Importantly, Dr. Hitchins adds, the new research goes beyond biomarkers, entering the realm of health equity.

“The assays that have been produced up to now were focused on non-Hispanic whites, and when you apply them to anyone other than non-Hispanic whites, they don’t work as well,” Dr. Hitchins said. “In our study, we’re really focusing on those minority groups who are being worse affected by colorectal cancer under the age of 50 years. So when it comes around to designing a test, we know it will work for those groups.”

Months or years from now, when Dr. Hitchins and her team have the final test assembled — what’s called a “validation series” — she’s looking for a simple outcome.

“What we’re hoping to find is a high positive detection rate in those patients for whom adenomas or CRCs are found and a high negative test rate in those patients who have a clear colonoscopy,” she said.

Beyond NIH

The ultimate goal of Dr. Hitchins’ research is to build the scientific case to support a new screening test. Translational research — the process of turning lab discoveries into a real-world application — can be complex, with scientists taking different approaches.

Most scientists will patent their biomarkers and sell them to companies, Dr. Hitchins said.

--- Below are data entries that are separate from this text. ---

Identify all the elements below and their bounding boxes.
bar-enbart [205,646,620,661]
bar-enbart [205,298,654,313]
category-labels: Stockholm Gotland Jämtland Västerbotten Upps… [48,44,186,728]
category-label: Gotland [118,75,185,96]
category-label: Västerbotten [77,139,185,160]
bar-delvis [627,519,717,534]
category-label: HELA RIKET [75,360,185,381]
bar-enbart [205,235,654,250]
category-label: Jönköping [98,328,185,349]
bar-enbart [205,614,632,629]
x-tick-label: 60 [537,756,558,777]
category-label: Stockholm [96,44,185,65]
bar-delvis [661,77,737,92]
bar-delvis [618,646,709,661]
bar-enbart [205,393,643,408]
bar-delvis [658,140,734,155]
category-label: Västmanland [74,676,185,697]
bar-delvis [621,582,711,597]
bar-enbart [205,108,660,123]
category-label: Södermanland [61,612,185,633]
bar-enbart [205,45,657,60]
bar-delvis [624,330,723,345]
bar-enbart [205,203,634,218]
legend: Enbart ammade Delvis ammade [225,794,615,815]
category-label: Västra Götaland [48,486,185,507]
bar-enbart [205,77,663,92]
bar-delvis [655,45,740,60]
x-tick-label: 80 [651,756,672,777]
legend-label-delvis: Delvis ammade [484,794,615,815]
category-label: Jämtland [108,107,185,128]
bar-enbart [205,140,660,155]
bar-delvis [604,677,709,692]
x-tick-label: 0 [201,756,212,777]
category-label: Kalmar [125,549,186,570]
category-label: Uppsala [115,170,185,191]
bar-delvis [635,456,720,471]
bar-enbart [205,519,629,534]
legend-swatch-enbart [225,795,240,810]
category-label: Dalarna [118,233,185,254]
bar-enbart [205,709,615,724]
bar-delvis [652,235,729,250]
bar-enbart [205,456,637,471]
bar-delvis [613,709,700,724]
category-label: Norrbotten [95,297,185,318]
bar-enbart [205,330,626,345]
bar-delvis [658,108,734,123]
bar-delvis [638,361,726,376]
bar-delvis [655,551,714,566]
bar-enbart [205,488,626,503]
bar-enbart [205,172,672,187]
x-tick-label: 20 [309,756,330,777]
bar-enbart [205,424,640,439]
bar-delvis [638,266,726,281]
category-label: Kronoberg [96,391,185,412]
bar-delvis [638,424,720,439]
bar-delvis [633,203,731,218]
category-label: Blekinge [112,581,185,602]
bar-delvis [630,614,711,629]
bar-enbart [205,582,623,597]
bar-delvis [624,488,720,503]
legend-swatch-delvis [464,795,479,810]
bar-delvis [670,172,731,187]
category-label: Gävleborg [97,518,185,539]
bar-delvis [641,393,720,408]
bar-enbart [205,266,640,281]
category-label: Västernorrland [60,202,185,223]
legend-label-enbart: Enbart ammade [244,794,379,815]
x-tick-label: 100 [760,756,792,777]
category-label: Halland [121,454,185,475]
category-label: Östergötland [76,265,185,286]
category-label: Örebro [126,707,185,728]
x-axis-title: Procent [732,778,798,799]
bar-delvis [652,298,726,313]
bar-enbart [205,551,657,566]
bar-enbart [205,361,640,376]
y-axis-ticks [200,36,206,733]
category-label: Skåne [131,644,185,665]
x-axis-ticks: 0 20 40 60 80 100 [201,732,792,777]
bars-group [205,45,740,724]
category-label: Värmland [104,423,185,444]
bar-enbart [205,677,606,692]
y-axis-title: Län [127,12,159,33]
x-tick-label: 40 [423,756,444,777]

Producing an actual test, however, requires independent testing under FDA-approved conditions, a company that can manufacture the test in great quantity, and hurdling a massive regulatory component. 

“What we’re hoping to do is to develop an IVD test, a diagnostic test that other institutions can do in-house, in a diagnostic pathology lab,” Dr. Hitchins said. “We’re negotiating with a company to merge our biomarkers with theirs to produce something suitable for people under age 50 with a rapid turnaround time and cheap.”

In May, a new urgency appeared. The USPSTF’s updated screening guidelines made about 20 million additional people eligible for no-cost preventive screening through insurance. 

Dr. Hitchins notes, however, that the new guideline still won’t prevent every case of young-onset colorectal cancer. Chadwick Boseman, the iconic star of Black Panther, died from colorectal cancer at age 43.

“When you look at the original screening guidelines, 49% of cases are aged 45 and up,” Dr. Hitchins said. “So that only addresses half of the problem. Our hope is a blood-based screening test for a younger age, at let’s say 25. Anyone with a positive test result would need a follow-up colonoscopy.”